Scott Brooks, Environmental Sciences Division, Oak Ridge National Laboratory, Oak Ridge, TN

 

Abstract:

Mercury (Hg) is a naturally occurring element with unique chemical and physical properties that led to its widespread use in a variety of applications over centuries. Unfortunately, inorganic Hg and its organomercurial compounds have severe negative health impacts and its continued use is heavily regulated or being phased out entirely. Hg has a complex environmental cycle that has been significantly altered by anthropogenic activity and it has become a pollutant of local, national, and global concern. Elemental Hg is the only metal that is liquid at room temperature, and it has a significant vapor pressure and long residence time in the atmosphere, facilitating long-range transport from source areas. Given that Hg mining and smelting date back over 3000 years, there are few places on the Earth’s surface that have not been affected by this altered cycle. The widespread presence of mercury is highlighted in ice core records and the findings that water bodies far from emission sources have fish consumption advisories driven by Hg concentrations.

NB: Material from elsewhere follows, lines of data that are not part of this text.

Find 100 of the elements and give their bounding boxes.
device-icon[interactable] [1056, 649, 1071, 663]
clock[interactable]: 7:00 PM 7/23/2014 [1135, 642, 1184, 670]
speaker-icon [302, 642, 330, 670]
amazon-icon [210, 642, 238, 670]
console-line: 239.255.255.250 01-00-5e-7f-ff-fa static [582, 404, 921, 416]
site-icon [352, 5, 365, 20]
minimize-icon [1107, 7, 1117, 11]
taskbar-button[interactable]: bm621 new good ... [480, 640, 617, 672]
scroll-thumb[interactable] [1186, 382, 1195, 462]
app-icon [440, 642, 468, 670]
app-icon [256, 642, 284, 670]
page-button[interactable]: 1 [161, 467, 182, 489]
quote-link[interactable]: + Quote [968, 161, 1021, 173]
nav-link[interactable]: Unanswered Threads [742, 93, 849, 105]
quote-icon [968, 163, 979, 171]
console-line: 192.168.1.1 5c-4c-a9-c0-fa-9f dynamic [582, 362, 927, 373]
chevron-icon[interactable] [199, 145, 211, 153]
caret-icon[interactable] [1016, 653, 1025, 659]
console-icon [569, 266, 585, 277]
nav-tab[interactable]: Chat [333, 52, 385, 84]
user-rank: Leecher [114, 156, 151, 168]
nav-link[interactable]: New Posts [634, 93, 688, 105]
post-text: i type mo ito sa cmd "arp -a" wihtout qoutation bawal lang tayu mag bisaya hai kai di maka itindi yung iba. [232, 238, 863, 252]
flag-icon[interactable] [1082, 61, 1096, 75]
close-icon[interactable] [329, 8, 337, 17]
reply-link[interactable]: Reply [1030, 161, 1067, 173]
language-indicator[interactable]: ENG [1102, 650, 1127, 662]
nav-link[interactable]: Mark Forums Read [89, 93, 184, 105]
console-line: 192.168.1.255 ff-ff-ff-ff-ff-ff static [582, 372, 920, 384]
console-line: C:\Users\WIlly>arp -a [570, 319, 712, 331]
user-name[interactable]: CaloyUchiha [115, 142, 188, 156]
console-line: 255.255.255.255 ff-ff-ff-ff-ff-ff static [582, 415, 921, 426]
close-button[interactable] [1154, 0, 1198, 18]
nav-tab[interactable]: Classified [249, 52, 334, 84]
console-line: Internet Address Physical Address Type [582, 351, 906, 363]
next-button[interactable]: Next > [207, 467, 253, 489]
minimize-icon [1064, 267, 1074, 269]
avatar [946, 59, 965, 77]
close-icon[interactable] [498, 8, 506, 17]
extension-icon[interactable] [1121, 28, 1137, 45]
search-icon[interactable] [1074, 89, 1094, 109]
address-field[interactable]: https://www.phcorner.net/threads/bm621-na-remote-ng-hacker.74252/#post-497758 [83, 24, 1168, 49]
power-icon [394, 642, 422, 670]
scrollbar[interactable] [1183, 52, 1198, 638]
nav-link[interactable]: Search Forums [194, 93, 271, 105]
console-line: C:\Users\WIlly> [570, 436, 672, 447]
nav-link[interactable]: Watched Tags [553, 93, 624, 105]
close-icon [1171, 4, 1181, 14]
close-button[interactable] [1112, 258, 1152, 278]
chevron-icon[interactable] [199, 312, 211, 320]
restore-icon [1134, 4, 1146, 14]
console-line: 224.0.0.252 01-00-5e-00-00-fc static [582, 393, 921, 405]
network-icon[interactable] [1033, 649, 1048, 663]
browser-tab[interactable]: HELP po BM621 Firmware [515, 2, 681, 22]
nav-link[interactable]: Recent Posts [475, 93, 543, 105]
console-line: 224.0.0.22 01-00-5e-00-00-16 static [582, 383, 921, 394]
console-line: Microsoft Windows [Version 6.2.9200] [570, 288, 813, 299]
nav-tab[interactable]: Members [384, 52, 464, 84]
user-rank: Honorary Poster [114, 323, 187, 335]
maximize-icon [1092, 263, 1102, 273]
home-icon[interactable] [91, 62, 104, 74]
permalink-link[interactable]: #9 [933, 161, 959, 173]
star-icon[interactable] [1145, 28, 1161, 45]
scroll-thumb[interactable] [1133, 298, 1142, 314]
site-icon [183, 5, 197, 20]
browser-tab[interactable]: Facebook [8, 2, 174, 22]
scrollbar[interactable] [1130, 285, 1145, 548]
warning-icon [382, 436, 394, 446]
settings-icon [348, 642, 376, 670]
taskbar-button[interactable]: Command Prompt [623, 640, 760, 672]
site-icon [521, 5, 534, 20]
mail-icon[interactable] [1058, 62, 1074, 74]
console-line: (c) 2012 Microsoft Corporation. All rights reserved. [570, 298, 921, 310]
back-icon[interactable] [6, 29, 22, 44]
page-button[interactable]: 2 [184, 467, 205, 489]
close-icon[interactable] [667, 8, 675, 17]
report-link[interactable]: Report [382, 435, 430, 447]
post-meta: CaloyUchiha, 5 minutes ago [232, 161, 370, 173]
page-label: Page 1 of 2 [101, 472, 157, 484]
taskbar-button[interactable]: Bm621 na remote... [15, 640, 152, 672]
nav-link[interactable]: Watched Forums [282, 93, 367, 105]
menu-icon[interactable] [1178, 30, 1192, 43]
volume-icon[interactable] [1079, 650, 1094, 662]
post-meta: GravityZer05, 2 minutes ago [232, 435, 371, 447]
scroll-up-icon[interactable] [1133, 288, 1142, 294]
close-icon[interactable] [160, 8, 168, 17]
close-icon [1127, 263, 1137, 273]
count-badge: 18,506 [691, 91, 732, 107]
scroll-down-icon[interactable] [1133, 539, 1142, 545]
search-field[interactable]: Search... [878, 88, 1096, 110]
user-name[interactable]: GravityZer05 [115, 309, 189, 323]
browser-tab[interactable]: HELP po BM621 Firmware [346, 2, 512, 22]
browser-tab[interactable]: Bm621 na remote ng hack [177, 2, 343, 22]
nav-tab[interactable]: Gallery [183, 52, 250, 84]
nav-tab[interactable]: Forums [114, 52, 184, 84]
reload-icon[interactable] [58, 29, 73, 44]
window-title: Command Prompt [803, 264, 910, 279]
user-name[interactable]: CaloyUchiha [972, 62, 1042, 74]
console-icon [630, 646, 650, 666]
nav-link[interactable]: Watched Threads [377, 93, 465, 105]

Local to the Oak Ridge area, the Atomic Energy Commission used nearly 11 million kilograms of Hg during the 1950s and early 1960s at the Y-12 National Security Complex. About 3% of that Hg was lost to the local environment, including direct discharges to East Fork Poplar Creek (EFPC). Intense monitoring, characterization, and research on EFPC since the mid-1980s have prompted several remedial actions that have resulted in improvements to overall water quality. Nevertheless, Hg concentrations in fish tissue throughout the creek remain above the Environmental Protection Agency’s water quality criterion of 0.3 parts per million.  Over the past decade, basic and applied research programs at Oak Ridge National Laboratory (ORNL) have made significant contributions to improving our understanding of the fundamental mechanisms exerting control on Hg behavior in the environment and evaluating the efficacy of potential solutions for the remaining challenges in EFPC. The research has spanned broad spatial and temporal scales from Ångstroms and milliseconds to kilometers and decades and taken advantage of many of ORNL’s signature strengths (e.g., advanced computational hardware and software, neutron science, microbiology and genetic methods, environmental chemistry, and ecosystem studies). Selected highlights and achievements of these research efforts will be presented and discussed within the framework of our current conceptual model for the EFPC system.

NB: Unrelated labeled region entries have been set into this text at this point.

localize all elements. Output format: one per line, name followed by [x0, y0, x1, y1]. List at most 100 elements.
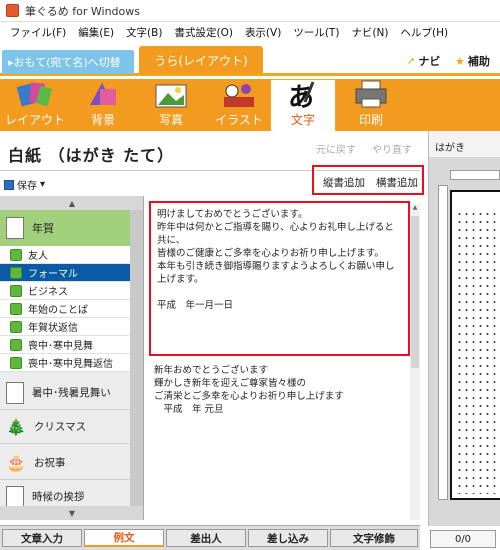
category-list: ▲ 年賀 友人 フォーマル ビジネス 年始のことば 年賀状返信 喪中･寒中見舞 … [0, 196, 144, 520]
menu-bar: ファイル(F) 編集(E) 文字(B) 書式設定(O) 表示(V) ツール(T)… [0, 22, 500, 42]
summer-card-icon [6, 381, 24, 404]
vertical-ruler [438, 185, 448, 500]
bottom-tab-bar: 文章入力 例文 差出人 差し込み 文字修飾 [0, 525, 420, 550]
menu-format[interactable]: 書式設定(O) [168, 25, 238, 40]
green-square-icon [10, 266, 22, 279]
tab-example[interactable]: 例文 [84, 529, 164, 547]
greeting-card-icon [6, 217, 24, 239]
category-header[interactable]: 年賀 [0, 210, 130, 246]
list-item-label: 友人 [28, 251, 48, 262]
tool-layout-label: レイアウト [4, 113, 65, 127]
example-text-next[interactable]: 新年おめでとうございます 輝かしき新年を迎えご尊家皆々様の ご清栄とご多幸を心よ… [154, 364, 412, 416]
printer-icon [355, 80, 387, 108]
list-item-selected[interactable]: フォーマル [0, 264, 130, 282]
category-item-label: 時候の挨拶 [32, 491, 85, 503]
list-item[interactable]: 年賀状返信 [0, 318, 130, 336]
add-vertical-text-button[interactable]: 縦書追加 [323, 175, 365, 190]
menu-file[interactable]: ファイル(F) [4, 25, 72, 40]
page-indicator: 0/0 [430, 530, 496, 548]
window-title: 筆ぐるめ for Windows [25, 4, 141, 18]
list-item[interactable]: 喪中･寒中見舞 [0, 336, 130, 354]
tab-text-input[interactable]: 文章入力 [2, 529, 82, 547]
green-square-icon [10, 284, 22, 297]
help-label: 補助 [467, 55, 490, 68]
tab-sender[interactable]: 差出人 [166, 529, 246, 547]
tool-text-label: 文字 [290, 113, 315, 127]
text-icon: あ [288, 81, 315, 109]
tab-insert[interactable]: 差し込み [248, 529, 328, 547]
tool-background[interactable]: 背景 [70, 79, 136, 131]
list-item[interactable]: ビジネス [0, 282, 130, 300]
list-item[interactable]: 喪中･寒中見舞返信 [0, 354, 130, 372]
dropdown-arrow-icon: ▾ [40, 179, 46, 190]
photo-icon [155, 84, 187, 108]
tool-print[interactable]: 印刷 [338, 79, 404, 131]
title-bar: 筆ぐるめ for Windows [0, 0, 500, 22]
main-toolbar: レイアウト 背景 写真 イラスト あ 文字 印刷 [0, 79, 500, 131]
tool-illustration-label: イラスト [215, 113, 263, 127]
menu-tools[interactable]: ツール(T) [287, 25, 345, 40]
text-scroll-up-icon[interactable]: ▲ [411, 204, 419, 214]
list-scroll-down-button[interactable]: ▼ [0, 506, 143, 520]
navi-label: ナビ [418, 55, 441, 68]
tab-text-decoration[interactable]: 文字修飾 [330, 529, 418, 547]
tool-text[interactable]: あ 文字 [270, 79, 336, 131]
page-title: 白紙 （はがき たて） [8, 146, 175, 165]
text-scroll-thumb[interactable] [411, 216, 419, 368]
tool-illustration[interactable]: イラスト [206, 79, 272, 131]
menu-help[interactable]: ヘルプ(H) [395, 25, 455, 40]
list-item-label: ビジネス [28, 287, 68, 298]
save-button[interactable]: 保存 ▾ [4, 177, 45, 192]
list-item-label: 年始のことば [28, 305, 88, 316]
green-square-icon [10, 320, 22, 333]
green-square-icon [10, 248, 22, 261]
illustration-icon [224, 84, 254, 107]
app-logo-icon [6, 4, 19, 17]
tool-layout[interactable]: レイアウト [2, 79, 68, 131]
navi-button[interactable]: ➚ ナビ [407, 53, 440, 69]
list-scroll-up-button[interactable]: ▲ [0, 196, 143, 210]
horizontal-ruler [450, 170, 500, 180]
menu-edit[interactable]: 編集(E) [72, 25, 120, 40]
switch-to-front-button[interactable]: ▸おもて(宛て名)へ切替 [2, 50, 134, 74]
category-header-label: 年賀 [32, 222, 54, 235]
menu-view[interactable]: 表示(V) [239, 25, 287, 40]
list-item[interactable]: 友人 [0, 246, 130, 264]
green-square-icon [10, 338, 22, 351]
category-item[interactable]: 🎂 お祝事 [0, 446, 130, 480]
mode-row: ▸おもて(宛て名)へ切替 うら(レイアウト) ➚ ナビ ★ 補助 [0, 44, 500, 76]
cake-icon: 🎂 [6, 453, 26, 472]
layout-icon [16, 82, 53, 107]
list-item[interactable]: 年始のことば [0, 300, 130, 318]
menu-navi[interactable]: ナビ(N) [345, 25, 394, 40]
redo-button[interactable]: やり直す [372, 141, 412, 156]
save-icon [4, 179, 14, 190]
category-item-label: 暑中･残暑見舞い [32, 387, 111, 399]
green-square-icon [10, 302, 22, 315]
list-item-label: 年賀状返信 [28, 323, 78, 334]
category-item[interactable]: 暑中･残暑見舞い [0, 376, 130, 410]
christmas-tree-icon: 🎄 [6, 417, 26, 436]
preview-label: はがき [428, 131, 500, 157]
back-layout-tab[interactable]: うら(レイアウト) [139, 46, 263, 74]
star-icon: ★ [455, 54, 465, 68]
postcard-grid [456, 210, 500, 494]
category-item-label: お祝事 [33, 457, 66, 469]
background-icon [90, 83, 116, 105]
help-button[interactable]: ★ 補助 [455, 53, 490, 69]
cursor-arrow-icon: ➚ [407, 55, 416, 67]
text-scrollbar[interactable]: ▲ [410, 204, 420, 520]
season-card-icon [6, 485, 24, 508]
tool-photo[interactable]: 写真 [138, 79, 204, 131]
list-item-label: フォーマル [28, 269, 78, 280]
category-item-label: クリスマス [33, 421, 87, 433]
tool-photo-label: 写真 [158, 113, 183, 127]
save-label: 保存 [17, 181, 37, 192]
menu-text[interactable]: 文字(B) [120, 25, 168, 40]
list-item-label: 喪中･寒中見舞返信 [28, 359, 113, 370]
undo-button[interactable]: 元に戻す [316, 141, 356, 156]
list-scrollbar[interactable] [130, 210, 143, 506]
category-item[interactable]: 🎄 クリスマス [0, 410, 130, 444]
add-horizontal-text-button[interactable]: 横書追加 [376, 175, 418, 190]
example-text-selected[interactable]: 明けましておめでとうございます。 昨年中は何かとご指導を賜り、心よりお礼申し上げ… [149, 201, 410, 356]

ORNL researchers collecting data

ORNL mercury researchers gather samples of water from East Fork Poplar Creek.

Biographical Sketch:

Scott Brooks is a Distinguished R&D Scientist in the Environmental Sciences Division at Oak Ridge National Laboratory. He holds three degrees from the University of Virginia; his M.S. and Ph.D. degrees are in environmental science. His research focuses on the coupled geochemical and microbiological reactions governing the fate and transformation of nutrients, heavy metals, and radionuclides in soils, groundwater, and surface water. Research in the environmental sciences integrates strengths in multiple disciplines including, but not limited to, geochemistry, environmental microbiology, hydrology, and ecosystem studies. Correspondingly, he has worked in and led interdisciplinary teams formed through internal and external partnerships to conduct both basic and applied research spanning lab- to field-based investigations. In addition to the goal of improving our fundamental understanding of natural and impacted systems, his research aims to provide a sound scientific foundation for identifying problems, advancing remediation technologies, and evaluating the success of such approaches. He has authored or co-authored more than 150 articles, book chapters, and reports and more than 300 presentations and abstracts.